2.1 Voor de beoordeling van de klacht wordt, gelet op de stukken en hetgeen ter zitting is verklaard, van de volgende vaststaande feiten uitgegaan.

2.2 Klaagster was verwikkeld in een geschil met haar vennoot in het kader van een VOF. In 2011 is zij betrokken geweest bij een kortgedingprocedure (in twee instanties), waarbij zij werd bijgestaan door een andere advocaat, waarvoor zij een toevoeging heeft verkregen.

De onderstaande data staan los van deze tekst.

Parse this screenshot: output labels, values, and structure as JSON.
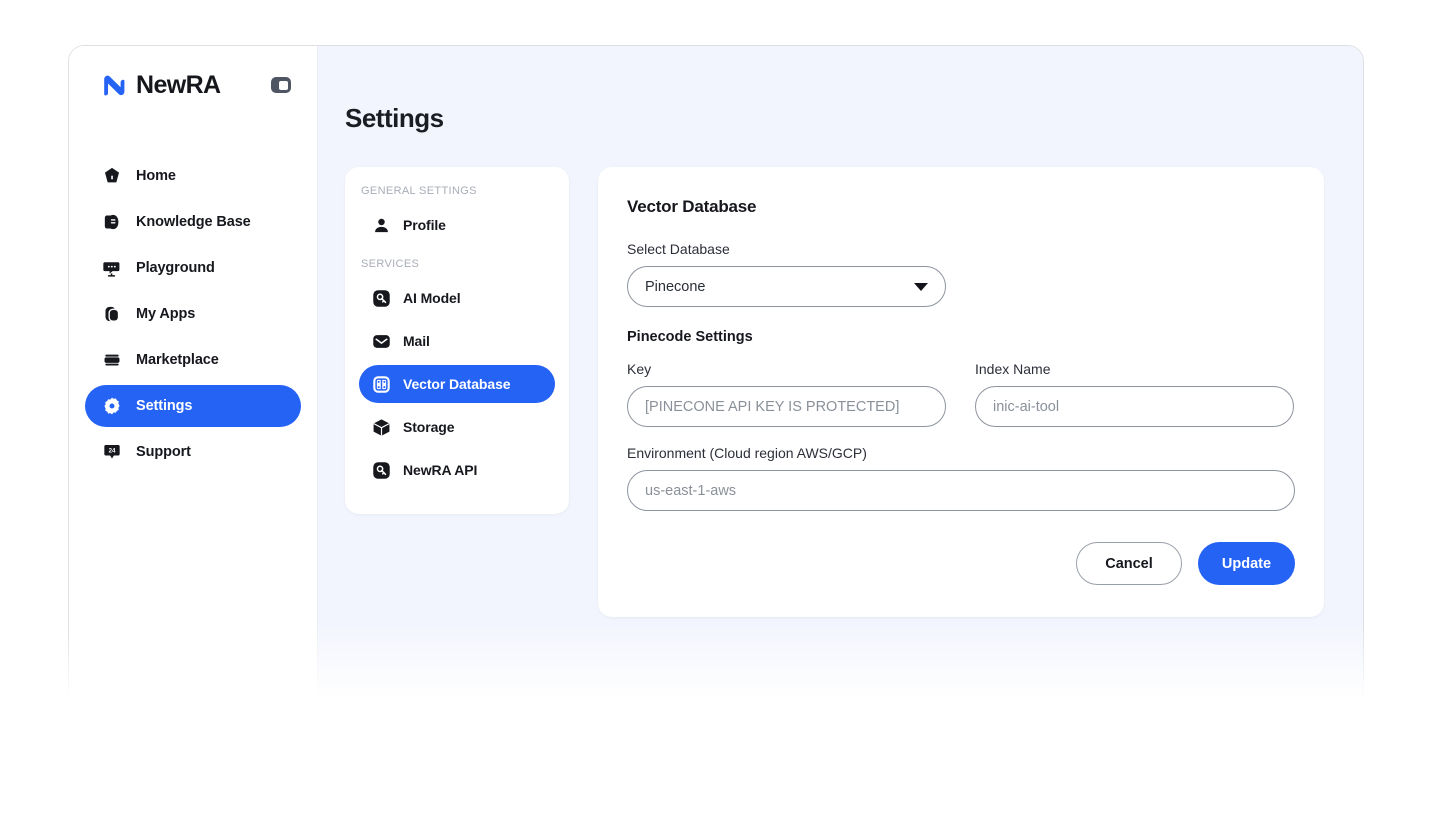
{
  "brand": {
    "name": "NewRA",
    "logo_icon": "newra-logo-icon",
    "toggle_icon": "sidebar-collapse-icon"
  },
  "sidebar": {
    "items": [
      {
        "label": "Home",
        "icon": "home-icon",
        "active": false
      },
      {
        "label": "Knowledge Base",
        "icon": "knowledge-base-icon",
        "active": false
      },
      {
        "label": "Playground",
        "icon": "playground-icon",
        "active": false
      },
      {
        "label": "My Apps",
        "icon": "my-apps-icon",
        "active": false
      },
      {
        "label": "Marketplace",
        "icon": "marketplace-icon",
        "active": false
      },
      {
        "label": "Settings",
        "icon": "gear-icon",
        "active": true
      },
      {
        "label": "Support",
        "icon": "support-24-icon",
        "active": false
      }
    ]
  },
  "header": {
    "title": "Settings"
  },
  "settings_nav": {
    "groups": [
      {
        "label": "GENERAL SETTINGS",
        "items": [
          {
            "label": "Profile",
            "icon": "person-icon",
            "active": false
          }
        ]
      },
      {
        "label": "SERVICES",
        "items": [
          {
            "label": "AI Model",
            "icon": "key-icon",
            "active": false
          },
          {
            "label": "Mail",
            "icon": "envelope-icon",
            "active": false
          },
          {
            "label": "Vector Database",
            "icon": "database-icon",
            "active": true
          },
          {
            "label": "Storage",
            "icon": "cube-icon",
            "active": false
          },
          {
            "label": "NewRA API",
            "icon": "key-icon",
            "active": false
          }
        ]
      }
    ]
  },
  "form": {
    "title": "Vector Database",
    "select_database": {
      "label": "Select Database",
      "value": "Pinecone",
      "caret_icon": "chevron-down-icon",
      "options": [
        "Pinecone"
      ]
    },
    "section_title": "Pinecode Settings",
    "key": {
      "label": "Key",
      "value": "",
      "placeholder": "[PINECONE API KEY IS PROTECTED]"
    },
    "index_name": {
      "label": "Index Name",
      "value": "",
      "placeholder": "inic-ai-tool"
    },
    "environment": {
      "label": "Environment (Cloud region AWS/GCP)",
      "value": "",
      "placeholder": "us-east-1-aws"
    },
    "cancel_label": "Cancel",
    "update_label": "Update"
  },
  "colors": {
    "accent": "#2563F5",
    "main_bg": "#F2F5FD",
    "card_bg": "#FFFFFF",
    "text": "#16181D",
    "muted": "#8A9099",
    "section_label": "#A8ADB7"
  }
}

2.3 Sinds maart 2012 is klaagster bijgestaan door verweerder, met betrekking tot de bodemprocedure tegen klaagsters vennoot. Na een aanvankelijke afwijzing, waartegen klaagster bezwaar heeft gemaakt, verkreeg klaagster alsnog een toevoeging voor de bodemprocedure. In oktober 2012 heeft verweerder klaagster gewezen op de mogelijkheid om een kort geding te starten tegen haar oude vennoot, zowel ter verkrijging van een voorschot, als om de druk in de bodemprocedure op te voeren. Verweerder schreef daartoe aan klaagster: "Een kort geding kan op basis van mijn uurtarief worden opgestart bij rechtbank Amsterdam. Ik schat er zo'n 10 uur voor nodig te hebben (dagvaarding + zitting) en dat komt neer op een bedrag van ong. € 2.200 (ex. BTW)."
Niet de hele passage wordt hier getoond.